Entity parameter matching	Ensure Uo ≤ Ui, Io ≤ Ii, Po ≤ Pi, and that total capacitance and inductance do not exceed Co and Lo.
Wiring separation	Segregate IS circuits from non-IS circuits using dedicated raceways, barriers, or spacing rules.
Grounding	Provide low-impedance earth for zener barriers; follow manufacturer instructions for isolators.
Documentation	Maintain loop drawings, calculation sheets, and certification records for all IS circuits.
Inspection	Perform regular inspections to detect damage, unauthorized modifications, or loss of separation.

12. Final Summary and Good Practice Notes

Intrinsically safe systems provide an effective and flexible method of protecting circuits in hazardous locations by limiting energy to non-ignition levels. When properly designed and maintained, IS circuits allow safe operation of instrumentation and control systems even in high-risk environments.

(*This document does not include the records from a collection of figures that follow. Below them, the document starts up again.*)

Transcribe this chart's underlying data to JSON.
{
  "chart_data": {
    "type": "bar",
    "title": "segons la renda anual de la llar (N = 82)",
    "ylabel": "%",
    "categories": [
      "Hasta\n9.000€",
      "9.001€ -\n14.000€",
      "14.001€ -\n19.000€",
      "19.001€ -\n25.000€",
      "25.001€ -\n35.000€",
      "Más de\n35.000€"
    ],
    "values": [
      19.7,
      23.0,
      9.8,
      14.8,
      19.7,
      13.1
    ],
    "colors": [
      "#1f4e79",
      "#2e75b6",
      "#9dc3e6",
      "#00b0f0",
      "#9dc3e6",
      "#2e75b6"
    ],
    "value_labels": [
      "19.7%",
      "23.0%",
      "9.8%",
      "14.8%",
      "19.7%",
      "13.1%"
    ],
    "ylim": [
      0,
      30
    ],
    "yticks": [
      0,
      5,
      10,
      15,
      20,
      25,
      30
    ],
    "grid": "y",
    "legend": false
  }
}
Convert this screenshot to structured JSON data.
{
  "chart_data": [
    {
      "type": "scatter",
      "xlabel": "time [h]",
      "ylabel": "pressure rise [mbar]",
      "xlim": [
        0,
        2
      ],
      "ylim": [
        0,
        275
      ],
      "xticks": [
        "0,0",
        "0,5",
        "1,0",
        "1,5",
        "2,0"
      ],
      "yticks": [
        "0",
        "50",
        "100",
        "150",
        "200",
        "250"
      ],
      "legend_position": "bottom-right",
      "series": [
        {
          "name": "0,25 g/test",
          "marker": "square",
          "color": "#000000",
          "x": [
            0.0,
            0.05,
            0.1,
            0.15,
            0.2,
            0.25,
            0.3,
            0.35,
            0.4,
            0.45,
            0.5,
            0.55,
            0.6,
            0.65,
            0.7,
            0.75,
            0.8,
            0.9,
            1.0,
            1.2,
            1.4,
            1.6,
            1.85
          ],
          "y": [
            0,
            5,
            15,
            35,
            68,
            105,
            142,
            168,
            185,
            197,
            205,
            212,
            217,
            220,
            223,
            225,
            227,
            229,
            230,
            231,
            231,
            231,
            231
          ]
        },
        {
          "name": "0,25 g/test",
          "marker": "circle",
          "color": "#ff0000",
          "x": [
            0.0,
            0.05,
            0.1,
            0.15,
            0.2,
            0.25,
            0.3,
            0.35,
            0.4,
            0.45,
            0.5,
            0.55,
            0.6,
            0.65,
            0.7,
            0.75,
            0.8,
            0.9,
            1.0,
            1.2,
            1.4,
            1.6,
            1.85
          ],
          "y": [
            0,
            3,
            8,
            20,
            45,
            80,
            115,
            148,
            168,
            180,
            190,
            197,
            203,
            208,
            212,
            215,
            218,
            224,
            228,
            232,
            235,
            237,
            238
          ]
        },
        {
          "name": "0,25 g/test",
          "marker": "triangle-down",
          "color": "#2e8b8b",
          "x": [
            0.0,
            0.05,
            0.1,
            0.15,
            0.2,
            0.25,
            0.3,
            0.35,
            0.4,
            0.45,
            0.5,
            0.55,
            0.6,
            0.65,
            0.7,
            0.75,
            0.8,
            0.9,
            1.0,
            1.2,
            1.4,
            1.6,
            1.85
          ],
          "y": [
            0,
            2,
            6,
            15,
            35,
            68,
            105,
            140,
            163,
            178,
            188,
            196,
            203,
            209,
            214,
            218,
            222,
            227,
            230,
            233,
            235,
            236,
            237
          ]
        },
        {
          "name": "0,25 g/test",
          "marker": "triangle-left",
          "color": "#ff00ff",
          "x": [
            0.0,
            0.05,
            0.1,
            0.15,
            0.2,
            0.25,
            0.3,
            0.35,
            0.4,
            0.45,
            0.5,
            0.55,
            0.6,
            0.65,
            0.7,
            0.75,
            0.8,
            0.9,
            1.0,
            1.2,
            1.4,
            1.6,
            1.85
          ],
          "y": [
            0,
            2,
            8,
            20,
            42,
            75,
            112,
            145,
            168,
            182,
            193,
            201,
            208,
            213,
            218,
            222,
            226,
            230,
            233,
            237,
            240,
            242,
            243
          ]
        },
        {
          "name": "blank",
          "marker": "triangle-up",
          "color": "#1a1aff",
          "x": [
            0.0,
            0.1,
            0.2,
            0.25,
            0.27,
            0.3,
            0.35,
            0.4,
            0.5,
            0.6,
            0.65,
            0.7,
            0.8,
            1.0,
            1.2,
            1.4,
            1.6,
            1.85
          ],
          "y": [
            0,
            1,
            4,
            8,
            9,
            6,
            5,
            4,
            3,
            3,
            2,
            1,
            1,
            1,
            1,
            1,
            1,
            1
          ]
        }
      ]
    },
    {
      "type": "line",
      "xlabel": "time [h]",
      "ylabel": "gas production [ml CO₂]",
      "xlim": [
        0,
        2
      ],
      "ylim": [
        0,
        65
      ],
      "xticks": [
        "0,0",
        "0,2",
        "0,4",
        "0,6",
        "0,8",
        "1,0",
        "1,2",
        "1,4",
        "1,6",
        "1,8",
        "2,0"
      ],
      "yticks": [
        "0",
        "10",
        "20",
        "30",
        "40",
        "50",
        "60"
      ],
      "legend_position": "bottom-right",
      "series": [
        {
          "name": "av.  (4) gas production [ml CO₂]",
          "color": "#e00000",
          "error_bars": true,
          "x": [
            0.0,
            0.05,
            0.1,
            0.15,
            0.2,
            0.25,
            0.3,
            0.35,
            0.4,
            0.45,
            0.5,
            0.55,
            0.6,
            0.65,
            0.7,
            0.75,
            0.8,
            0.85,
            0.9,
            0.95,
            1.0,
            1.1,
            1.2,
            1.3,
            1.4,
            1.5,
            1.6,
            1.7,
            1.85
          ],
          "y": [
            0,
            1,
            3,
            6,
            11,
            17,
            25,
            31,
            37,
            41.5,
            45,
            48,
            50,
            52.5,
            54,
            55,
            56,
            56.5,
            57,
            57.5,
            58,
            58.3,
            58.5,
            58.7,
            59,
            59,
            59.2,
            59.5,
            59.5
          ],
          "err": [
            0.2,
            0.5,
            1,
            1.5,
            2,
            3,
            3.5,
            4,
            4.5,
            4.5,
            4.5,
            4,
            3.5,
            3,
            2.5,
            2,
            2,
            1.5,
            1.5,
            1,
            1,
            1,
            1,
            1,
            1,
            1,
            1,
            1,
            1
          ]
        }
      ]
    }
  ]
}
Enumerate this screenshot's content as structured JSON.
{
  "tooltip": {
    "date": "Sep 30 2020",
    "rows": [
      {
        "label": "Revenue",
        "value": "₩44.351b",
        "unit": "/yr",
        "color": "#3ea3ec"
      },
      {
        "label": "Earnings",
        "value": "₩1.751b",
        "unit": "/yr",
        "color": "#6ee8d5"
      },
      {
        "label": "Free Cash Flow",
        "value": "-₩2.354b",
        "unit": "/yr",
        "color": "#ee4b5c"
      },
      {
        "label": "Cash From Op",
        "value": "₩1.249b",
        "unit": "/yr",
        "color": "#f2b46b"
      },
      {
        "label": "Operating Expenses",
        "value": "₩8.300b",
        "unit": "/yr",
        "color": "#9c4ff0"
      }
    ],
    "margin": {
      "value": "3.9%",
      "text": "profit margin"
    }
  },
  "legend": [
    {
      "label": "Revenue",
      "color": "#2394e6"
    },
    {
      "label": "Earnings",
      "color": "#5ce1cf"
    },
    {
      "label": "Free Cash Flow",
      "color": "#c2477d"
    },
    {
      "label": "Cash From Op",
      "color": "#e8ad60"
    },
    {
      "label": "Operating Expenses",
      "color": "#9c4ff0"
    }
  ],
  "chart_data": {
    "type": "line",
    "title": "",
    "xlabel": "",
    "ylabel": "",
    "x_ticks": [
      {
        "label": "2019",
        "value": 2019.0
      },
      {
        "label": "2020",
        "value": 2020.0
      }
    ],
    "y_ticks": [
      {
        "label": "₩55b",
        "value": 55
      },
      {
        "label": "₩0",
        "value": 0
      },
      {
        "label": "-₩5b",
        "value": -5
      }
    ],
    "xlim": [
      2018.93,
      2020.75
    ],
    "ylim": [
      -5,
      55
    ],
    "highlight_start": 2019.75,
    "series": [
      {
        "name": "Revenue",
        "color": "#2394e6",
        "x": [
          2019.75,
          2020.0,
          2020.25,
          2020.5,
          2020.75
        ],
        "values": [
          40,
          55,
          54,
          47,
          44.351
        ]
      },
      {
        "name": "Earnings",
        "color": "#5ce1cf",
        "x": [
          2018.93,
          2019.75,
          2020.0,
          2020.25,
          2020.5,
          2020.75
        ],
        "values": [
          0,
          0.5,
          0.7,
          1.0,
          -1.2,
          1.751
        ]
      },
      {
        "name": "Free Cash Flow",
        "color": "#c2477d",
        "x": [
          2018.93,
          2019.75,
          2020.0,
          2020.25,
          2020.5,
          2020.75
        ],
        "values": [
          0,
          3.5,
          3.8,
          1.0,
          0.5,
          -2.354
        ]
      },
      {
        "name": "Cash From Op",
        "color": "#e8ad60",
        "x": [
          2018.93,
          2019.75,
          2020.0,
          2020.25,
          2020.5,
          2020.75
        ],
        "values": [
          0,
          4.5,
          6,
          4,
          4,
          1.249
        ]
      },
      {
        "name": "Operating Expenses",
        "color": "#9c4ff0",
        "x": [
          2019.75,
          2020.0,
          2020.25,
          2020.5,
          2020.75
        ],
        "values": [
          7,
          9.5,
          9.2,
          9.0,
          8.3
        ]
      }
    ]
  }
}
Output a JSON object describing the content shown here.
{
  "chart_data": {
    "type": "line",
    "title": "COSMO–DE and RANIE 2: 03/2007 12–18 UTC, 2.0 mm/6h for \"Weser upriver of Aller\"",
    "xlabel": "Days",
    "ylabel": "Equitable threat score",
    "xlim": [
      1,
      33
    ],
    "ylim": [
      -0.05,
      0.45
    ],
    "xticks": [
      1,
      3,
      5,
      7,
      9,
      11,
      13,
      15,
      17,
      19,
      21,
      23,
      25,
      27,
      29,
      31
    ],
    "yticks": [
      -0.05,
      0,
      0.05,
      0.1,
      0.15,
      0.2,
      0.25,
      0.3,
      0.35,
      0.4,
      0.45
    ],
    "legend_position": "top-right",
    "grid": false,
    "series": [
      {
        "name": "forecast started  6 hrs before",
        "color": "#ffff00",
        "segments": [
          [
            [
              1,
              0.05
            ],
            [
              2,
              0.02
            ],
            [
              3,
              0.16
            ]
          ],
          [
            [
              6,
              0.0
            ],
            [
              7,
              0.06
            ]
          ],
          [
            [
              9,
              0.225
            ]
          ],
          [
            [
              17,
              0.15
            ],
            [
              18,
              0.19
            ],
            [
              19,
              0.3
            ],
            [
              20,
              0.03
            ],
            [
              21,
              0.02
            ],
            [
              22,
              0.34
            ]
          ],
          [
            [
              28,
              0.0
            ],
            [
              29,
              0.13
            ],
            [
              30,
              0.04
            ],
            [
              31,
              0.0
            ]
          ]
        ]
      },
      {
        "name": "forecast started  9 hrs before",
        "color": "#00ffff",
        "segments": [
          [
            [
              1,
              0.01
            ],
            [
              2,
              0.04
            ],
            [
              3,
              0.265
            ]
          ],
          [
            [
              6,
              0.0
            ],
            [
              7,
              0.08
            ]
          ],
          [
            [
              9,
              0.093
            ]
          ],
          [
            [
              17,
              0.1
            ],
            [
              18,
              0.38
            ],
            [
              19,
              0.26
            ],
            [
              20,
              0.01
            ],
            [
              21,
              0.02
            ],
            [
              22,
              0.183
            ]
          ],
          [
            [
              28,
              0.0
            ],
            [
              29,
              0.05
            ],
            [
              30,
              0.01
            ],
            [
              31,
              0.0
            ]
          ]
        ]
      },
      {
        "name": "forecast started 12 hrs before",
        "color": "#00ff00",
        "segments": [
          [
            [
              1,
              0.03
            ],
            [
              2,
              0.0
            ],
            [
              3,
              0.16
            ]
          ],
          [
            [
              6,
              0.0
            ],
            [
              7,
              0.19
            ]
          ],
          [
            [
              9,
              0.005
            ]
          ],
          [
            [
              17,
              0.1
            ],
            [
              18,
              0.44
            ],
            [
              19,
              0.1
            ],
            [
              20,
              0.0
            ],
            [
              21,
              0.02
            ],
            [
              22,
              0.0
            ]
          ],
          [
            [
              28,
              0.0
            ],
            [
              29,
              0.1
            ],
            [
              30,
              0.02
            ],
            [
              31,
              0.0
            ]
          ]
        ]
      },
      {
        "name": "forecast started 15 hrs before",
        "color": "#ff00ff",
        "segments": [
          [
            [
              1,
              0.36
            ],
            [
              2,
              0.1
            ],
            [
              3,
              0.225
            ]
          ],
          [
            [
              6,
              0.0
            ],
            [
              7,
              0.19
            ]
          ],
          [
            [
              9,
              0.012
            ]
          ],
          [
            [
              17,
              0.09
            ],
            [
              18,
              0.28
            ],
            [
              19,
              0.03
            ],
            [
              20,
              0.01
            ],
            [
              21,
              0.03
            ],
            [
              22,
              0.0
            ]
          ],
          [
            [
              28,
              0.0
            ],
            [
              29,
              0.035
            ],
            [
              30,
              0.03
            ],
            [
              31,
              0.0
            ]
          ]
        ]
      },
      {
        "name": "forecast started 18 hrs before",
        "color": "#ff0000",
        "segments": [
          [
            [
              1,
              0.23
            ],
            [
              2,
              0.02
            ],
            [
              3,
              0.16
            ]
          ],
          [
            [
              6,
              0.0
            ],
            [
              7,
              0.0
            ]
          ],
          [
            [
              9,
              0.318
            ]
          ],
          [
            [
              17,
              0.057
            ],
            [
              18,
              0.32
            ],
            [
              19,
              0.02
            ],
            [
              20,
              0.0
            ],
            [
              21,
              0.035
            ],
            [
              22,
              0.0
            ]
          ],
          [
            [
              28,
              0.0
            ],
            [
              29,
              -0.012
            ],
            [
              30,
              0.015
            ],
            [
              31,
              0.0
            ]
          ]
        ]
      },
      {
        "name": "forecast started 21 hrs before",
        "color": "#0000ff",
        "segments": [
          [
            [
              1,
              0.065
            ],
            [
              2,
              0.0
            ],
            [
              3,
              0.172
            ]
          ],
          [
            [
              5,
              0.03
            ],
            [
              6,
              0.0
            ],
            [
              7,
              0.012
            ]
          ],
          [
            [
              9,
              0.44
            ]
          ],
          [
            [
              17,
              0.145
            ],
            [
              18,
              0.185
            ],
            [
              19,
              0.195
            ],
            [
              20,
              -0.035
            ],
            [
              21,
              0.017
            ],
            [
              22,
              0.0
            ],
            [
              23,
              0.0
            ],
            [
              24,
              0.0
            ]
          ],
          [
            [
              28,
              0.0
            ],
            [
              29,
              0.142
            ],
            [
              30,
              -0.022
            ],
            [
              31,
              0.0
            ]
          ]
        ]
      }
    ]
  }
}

To implement a robust and compliant intrinsically safe system:

• Confirm the hazardous area classification and required level of protection (Ex ia, ib, or ic).
• Select certified associated apparatus and field devices with compatible entity parameters.
• Design wiring with proper separation, mechanical protection, and grounding.
• Prepare and maintain accurate documentation for all IS loops.
• Train engineering, installation, and maintenance personnel in intrinsic safety principles and standards.

By applying these requirements and best practices, facilities can significantly reduce ignition risks in hazardous atmospheres while maintaining reliable instrumentation and control.